International Social Survey Program: Work Orientations, 1989 (ICPSR 34849)

Principal Investigator(s): International Social Survey Program (ISSP)


The International Social Science Survey Program (ISSP) is an ongoing program of crossnational collaboration. Formed in 1983, the group develops topical modules dealing with important areas of social science as supplements to regular national surveys. The "Work Orientations" module includes data from Austria, Great Britain, Hungary, Ireland, Israel, Italy, Norway, Northern Ireland, the Netherlands, United States, and West Germany.
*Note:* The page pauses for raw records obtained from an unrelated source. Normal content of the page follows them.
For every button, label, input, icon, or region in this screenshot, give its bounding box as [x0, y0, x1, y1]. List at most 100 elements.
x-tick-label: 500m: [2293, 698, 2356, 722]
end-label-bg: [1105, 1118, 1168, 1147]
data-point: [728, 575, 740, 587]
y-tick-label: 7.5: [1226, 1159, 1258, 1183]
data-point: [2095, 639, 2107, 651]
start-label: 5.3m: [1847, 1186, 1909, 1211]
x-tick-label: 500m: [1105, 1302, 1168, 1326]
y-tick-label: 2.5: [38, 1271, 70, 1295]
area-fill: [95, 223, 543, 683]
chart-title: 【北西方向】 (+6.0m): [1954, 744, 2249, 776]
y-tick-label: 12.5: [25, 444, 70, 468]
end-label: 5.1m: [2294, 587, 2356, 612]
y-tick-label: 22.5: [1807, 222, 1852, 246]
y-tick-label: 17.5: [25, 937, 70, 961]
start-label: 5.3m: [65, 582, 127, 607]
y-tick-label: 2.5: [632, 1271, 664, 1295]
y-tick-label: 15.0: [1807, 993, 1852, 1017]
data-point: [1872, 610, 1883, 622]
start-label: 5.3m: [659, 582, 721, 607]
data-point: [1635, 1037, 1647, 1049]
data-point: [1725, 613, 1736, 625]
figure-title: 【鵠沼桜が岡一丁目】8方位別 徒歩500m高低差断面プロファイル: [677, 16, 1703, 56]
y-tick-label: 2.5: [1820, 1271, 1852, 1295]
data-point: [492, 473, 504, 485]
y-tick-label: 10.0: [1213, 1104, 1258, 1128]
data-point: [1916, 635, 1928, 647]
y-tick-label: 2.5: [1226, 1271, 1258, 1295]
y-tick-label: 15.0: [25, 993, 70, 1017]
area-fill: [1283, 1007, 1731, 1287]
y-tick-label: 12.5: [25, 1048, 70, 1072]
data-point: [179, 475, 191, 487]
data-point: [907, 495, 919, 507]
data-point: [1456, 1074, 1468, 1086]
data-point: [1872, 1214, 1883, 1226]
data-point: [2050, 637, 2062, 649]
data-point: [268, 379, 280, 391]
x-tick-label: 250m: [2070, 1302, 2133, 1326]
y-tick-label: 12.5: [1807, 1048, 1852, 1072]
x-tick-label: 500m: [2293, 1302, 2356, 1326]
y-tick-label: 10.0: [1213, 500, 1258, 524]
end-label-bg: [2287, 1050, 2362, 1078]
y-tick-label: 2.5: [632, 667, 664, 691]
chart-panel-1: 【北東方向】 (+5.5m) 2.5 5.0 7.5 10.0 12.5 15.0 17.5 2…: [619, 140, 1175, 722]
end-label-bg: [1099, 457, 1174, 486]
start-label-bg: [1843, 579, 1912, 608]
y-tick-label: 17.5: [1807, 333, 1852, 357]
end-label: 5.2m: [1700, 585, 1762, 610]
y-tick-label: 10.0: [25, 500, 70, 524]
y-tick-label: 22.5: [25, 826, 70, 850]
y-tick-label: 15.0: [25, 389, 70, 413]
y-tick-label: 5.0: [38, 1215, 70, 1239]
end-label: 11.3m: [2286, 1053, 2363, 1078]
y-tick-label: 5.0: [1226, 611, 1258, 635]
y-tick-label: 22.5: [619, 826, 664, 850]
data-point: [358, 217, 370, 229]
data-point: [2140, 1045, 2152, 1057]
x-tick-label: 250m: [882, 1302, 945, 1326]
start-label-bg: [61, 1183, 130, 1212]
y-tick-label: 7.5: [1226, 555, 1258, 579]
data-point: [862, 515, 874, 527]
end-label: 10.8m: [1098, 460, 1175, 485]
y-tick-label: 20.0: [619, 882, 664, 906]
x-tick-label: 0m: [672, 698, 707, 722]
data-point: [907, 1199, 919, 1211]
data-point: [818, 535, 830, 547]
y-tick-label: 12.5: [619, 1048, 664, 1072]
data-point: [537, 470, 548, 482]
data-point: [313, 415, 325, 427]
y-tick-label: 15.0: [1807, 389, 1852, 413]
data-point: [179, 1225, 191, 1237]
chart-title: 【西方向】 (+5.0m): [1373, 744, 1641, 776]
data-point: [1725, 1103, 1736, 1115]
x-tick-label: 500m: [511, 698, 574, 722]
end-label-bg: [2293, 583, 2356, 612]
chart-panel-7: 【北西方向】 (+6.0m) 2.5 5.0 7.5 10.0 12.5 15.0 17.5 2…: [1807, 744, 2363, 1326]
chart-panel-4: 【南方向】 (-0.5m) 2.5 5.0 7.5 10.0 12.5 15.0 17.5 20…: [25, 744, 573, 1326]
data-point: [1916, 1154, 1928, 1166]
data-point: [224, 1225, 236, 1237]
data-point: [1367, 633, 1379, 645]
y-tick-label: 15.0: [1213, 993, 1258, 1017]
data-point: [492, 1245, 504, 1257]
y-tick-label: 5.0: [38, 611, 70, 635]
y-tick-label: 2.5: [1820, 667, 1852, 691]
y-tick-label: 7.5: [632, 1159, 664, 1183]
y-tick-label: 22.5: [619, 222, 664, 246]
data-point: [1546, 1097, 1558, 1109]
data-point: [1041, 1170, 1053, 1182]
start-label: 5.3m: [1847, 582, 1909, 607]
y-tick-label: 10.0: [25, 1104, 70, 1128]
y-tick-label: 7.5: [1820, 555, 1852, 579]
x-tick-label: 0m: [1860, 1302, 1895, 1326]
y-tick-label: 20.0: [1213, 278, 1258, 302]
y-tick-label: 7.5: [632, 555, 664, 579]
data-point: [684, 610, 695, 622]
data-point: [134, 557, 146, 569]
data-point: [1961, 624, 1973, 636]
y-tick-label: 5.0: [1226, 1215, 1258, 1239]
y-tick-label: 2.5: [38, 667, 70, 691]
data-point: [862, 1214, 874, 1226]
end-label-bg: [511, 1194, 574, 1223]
The module covers three main topics: (1) general attitudes to work and leisure (e.g., work vs. leisure time, the work ethic and commitment to work, the role of work in creating feelings of personal worth, and the alienating effects of not having work), (2) work organization (e.g., attitudes about self-employment, public vs. private sector work, full-time vs. part-time, job sharing, profit sharing, large vs. small workplaces, and attitudes toward getting ahead), and (3) work content, including collective interests and second jobs (e.g., characteristics or qualities of work, unions, employers, and managers, collective interests organized around work, and information about second jobs including reasons why second jobs were held).

Access Notes

Study Description

Scope of Study

Subject Terms:    attitudes, comparable worth, employment, job satisfaction, job security, job stress, leisure, public opinion, technological change, wages and salaries, work, work attitudes, work environment, working hours

Geographic Coverage:    Austria, Germany, Global, Great Britain, Hungary, Ireland, Israel, Italy, Netherlands, Norway, United States

Time Period:   

  • 1989

Data Collection Notes:

These data are not available from ICPSR. Users should consult the data owners directly for details on obtaining the data and documentation.